Dr. Cornel West, Professor, Union Theological Seminary; author of Black Prophetic Fire (Beacon Press)

  • Publishers are the caretakers of the idea and the mind. Let the phones be smart; we need wise publishers. The issue of quality is always a difficult one in a market driven society focused on short term gain rather than long term ones.
  • We need to make the case for intellectual diversity and to allow for all views to be heard. I fight for the right to be wrong. I fight for the right of Rush Limbaugh to be wrong. We need to foster intellectual diversity in children.

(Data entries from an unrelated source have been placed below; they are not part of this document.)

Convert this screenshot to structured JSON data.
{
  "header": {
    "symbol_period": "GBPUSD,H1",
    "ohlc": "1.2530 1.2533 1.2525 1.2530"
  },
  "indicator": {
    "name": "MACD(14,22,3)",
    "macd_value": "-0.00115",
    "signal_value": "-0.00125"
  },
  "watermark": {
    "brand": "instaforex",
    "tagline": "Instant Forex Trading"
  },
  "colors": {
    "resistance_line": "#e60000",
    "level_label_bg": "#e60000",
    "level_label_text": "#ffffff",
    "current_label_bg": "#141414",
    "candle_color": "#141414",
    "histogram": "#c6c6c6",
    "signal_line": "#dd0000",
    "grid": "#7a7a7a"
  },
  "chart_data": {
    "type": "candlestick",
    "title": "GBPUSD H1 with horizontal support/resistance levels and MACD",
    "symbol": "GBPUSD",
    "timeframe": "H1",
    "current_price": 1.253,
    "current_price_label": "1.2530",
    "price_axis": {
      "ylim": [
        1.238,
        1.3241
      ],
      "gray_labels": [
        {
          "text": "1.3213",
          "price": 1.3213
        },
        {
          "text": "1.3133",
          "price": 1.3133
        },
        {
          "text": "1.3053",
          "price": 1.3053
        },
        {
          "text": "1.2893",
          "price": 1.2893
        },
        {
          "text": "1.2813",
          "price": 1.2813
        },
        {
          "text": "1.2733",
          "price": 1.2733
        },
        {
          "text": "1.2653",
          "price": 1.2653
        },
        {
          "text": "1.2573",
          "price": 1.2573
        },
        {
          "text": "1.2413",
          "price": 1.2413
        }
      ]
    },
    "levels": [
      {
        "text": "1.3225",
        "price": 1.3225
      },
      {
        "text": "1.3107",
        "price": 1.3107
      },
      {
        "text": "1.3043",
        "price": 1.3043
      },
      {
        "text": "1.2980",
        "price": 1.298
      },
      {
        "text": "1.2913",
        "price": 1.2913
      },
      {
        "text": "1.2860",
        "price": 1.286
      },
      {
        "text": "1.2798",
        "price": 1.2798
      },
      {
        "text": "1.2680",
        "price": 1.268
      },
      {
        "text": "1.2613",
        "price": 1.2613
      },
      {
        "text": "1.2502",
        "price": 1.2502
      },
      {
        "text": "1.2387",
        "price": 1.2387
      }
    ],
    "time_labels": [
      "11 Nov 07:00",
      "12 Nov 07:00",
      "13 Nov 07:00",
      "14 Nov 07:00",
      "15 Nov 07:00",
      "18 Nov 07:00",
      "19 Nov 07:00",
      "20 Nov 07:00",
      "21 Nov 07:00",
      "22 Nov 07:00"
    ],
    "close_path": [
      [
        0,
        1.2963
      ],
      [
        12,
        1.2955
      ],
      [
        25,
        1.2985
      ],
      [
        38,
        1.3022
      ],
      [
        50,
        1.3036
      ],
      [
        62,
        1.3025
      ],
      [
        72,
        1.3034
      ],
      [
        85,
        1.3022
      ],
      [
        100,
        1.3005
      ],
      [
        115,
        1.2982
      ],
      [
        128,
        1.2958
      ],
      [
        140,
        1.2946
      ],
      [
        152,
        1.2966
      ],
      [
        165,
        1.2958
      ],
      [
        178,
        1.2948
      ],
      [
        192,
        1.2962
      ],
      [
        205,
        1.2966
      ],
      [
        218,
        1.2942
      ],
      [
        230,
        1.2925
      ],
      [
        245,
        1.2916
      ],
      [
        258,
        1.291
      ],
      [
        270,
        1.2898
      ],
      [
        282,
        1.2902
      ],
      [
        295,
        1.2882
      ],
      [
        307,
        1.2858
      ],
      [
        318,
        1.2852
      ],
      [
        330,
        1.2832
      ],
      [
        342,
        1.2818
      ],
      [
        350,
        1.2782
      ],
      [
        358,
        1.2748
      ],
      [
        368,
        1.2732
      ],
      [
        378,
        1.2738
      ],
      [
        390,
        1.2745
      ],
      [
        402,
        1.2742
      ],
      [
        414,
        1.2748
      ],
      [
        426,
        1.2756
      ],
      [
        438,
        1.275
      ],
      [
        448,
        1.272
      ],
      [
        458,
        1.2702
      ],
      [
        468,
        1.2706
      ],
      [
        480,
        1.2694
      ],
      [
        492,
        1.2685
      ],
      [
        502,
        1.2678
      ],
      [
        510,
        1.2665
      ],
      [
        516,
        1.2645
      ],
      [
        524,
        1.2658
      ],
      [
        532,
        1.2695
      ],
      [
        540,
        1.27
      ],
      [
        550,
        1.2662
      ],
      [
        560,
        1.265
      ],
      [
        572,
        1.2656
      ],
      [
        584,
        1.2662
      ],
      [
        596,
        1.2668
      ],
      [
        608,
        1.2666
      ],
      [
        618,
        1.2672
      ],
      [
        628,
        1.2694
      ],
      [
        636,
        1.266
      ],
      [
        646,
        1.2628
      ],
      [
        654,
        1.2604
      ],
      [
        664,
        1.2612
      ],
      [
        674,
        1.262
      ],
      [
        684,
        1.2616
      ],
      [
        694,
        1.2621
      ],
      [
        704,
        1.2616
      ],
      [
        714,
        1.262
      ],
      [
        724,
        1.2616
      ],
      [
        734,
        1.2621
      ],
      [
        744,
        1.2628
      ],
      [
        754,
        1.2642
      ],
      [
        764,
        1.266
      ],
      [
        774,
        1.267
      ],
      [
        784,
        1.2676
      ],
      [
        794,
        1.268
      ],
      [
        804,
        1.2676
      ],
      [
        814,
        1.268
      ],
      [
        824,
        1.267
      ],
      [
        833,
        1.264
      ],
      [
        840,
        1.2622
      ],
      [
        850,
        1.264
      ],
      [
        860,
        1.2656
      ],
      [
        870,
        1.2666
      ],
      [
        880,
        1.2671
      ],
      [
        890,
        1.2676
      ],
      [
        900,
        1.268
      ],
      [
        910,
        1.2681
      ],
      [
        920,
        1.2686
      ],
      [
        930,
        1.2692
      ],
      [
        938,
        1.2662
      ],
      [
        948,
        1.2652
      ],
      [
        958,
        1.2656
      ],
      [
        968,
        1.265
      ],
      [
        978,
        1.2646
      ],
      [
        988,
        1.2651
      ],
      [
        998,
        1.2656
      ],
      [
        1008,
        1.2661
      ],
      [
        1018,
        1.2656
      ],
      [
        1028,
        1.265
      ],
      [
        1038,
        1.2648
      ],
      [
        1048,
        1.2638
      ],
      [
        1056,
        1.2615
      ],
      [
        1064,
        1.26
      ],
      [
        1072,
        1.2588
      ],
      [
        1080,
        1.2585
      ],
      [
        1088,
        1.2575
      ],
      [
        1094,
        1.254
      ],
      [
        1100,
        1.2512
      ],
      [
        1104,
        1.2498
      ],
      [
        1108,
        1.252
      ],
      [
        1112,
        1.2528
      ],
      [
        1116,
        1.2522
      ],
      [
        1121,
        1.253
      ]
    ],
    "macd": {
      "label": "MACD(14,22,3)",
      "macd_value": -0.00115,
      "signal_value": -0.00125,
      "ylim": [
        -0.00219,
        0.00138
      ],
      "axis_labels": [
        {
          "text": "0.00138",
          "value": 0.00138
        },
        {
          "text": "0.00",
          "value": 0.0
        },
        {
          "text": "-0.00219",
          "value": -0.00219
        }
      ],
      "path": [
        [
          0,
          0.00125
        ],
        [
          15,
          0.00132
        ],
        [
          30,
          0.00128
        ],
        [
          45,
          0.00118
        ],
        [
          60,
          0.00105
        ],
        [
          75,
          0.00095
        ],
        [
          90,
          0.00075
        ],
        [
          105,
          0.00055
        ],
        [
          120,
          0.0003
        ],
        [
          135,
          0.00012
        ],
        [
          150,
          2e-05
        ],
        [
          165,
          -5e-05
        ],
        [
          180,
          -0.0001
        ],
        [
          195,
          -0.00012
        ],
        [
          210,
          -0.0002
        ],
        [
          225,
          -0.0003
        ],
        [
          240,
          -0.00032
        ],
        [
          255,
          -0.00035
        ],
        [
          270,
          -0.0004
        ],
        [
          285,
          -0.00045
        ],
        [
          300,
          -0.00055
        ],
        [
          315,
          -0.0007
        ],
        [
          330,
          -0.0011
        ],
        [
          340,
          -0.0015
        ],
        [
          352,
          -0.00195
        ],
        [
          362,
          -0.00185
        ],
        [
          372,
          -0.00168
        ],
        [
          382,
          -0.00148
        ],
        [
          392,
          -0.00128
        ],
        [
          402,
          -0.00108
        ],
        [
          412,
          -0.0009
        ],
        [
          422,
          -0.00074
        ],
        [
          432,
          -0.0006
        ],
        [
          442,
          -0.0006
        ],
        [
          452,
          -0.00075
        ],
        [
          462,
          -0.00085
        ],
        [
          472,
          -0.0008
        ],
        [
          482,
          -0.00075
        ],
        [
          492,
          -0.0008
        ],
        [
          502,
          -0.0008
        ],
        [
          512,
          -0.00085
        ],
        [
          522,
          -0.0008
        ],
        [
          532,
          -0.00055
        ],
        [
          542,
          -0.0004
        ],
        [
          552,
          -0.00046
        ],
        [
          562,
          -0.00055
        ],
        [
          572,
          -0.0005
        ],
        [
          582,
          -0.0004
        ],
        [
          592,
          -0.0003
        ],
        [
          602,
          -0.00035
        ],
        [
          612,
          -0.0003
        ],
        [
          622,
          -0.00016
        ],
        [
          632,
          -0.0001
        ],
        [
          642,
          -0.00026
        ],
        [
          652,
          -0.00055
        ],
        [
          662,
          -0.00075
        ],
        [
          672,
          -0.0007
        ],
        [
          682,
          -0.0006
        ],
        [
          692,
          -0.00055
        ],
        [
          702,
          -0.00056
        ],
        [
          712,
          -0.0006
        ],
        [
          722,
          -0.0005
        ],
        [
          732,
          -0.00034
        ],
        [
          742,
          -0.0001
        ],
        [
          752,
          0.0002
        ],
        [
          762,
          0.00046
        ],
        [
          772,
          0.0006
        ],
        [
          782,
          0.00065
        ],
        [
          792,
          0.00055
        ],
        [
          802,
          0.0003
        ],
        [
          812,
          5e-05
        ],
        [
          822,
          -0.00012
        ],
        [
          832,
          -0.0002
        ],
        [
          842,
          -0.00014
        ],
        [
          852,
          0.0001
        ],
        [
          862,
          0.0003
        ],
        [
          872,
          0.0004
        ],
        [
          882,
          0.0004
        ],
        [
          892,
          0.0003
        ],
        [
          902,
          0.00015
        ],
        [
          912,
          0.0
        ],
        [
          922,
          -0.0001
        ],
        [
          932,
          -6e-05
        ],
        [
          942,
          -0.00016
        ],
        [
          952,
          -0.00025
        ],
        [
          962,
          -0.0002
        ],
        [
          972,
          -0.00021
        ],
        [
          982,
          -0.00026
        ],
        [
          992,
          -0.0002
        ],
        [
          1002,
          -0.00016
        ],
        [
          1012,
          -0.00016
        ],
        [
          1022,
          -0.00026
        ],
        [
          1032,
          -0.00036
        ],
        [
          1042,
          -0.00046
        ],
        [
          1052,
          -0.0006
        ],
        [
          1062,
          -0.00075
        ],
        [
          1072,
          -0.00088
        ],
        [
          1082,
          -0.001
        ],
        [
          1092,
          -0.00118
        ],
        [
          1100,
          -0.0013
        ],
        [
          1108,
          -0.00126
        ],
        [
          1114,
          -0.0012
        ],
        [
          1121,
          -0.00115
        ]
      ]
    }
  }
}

G. Sayeed Choudhury, Associate Dean for Research Data Management and Hodson Director of the Digital Research and Curation Center at The Sheridan Libraries, John Hopkins University

  • There is now a sense that data is a natural resource that can be mined and used to better society. But it’s not just about collecting data—it’s how you use it. While many typically worry about the three V’s of big data–Velocity, Variety, Volume—that is data-centric focus that just serves to describe the data. But it’s more about the M’s—the Methods used to analyze the data.
  • We need fundamentally new systems and infrastructures (national and global) for long-term solutions to data collection and analysis. In addition, we need human-mediated services on top of machine-based services. Railroad tracks don’t interpret the railroad cars. But there is interpretation in data; it’s a fundamental part of big data. That is where human expertise enters the conversation.

Andrew Keen, entrepreneur and author of “The Internet Is Not The Answer” (Atlantic Monthly Press)

  • Today we are living at a time of equally profound technological and intellectual change. The Internet is more than just pipes or technology: it’s a profound shift in our social, cultural, and economic organizations.
  • We were promised a lot with this Internet revolution. We are going to do away with the gatekeepers. We are going to knock down the walls. We are going to democratize. Has it made things better, creating more democracy, equality, and fairness? Has it made the world a better place? At this moment, it’s not the answer, but it has to become the answer. We can’t go back. We can’t go back to the days when publishers were the filter.
  • We have to figure out where our value is. We need to figure out how to feature the author more without losing the role of the publisher. Social media and big data are not the answer. Most important, we need to look at what’s missing on the Internet: the culture of responsibility.

David Brooks, Op-Ed Columnist for the New York Times and author of the forthcoming The Road To Character (Random House)

  • What books do that nothing else does is create a different world. Only a book can introduce you to another culture and way of looking at the world. When you get outside of the flux, you can step aside and look on it.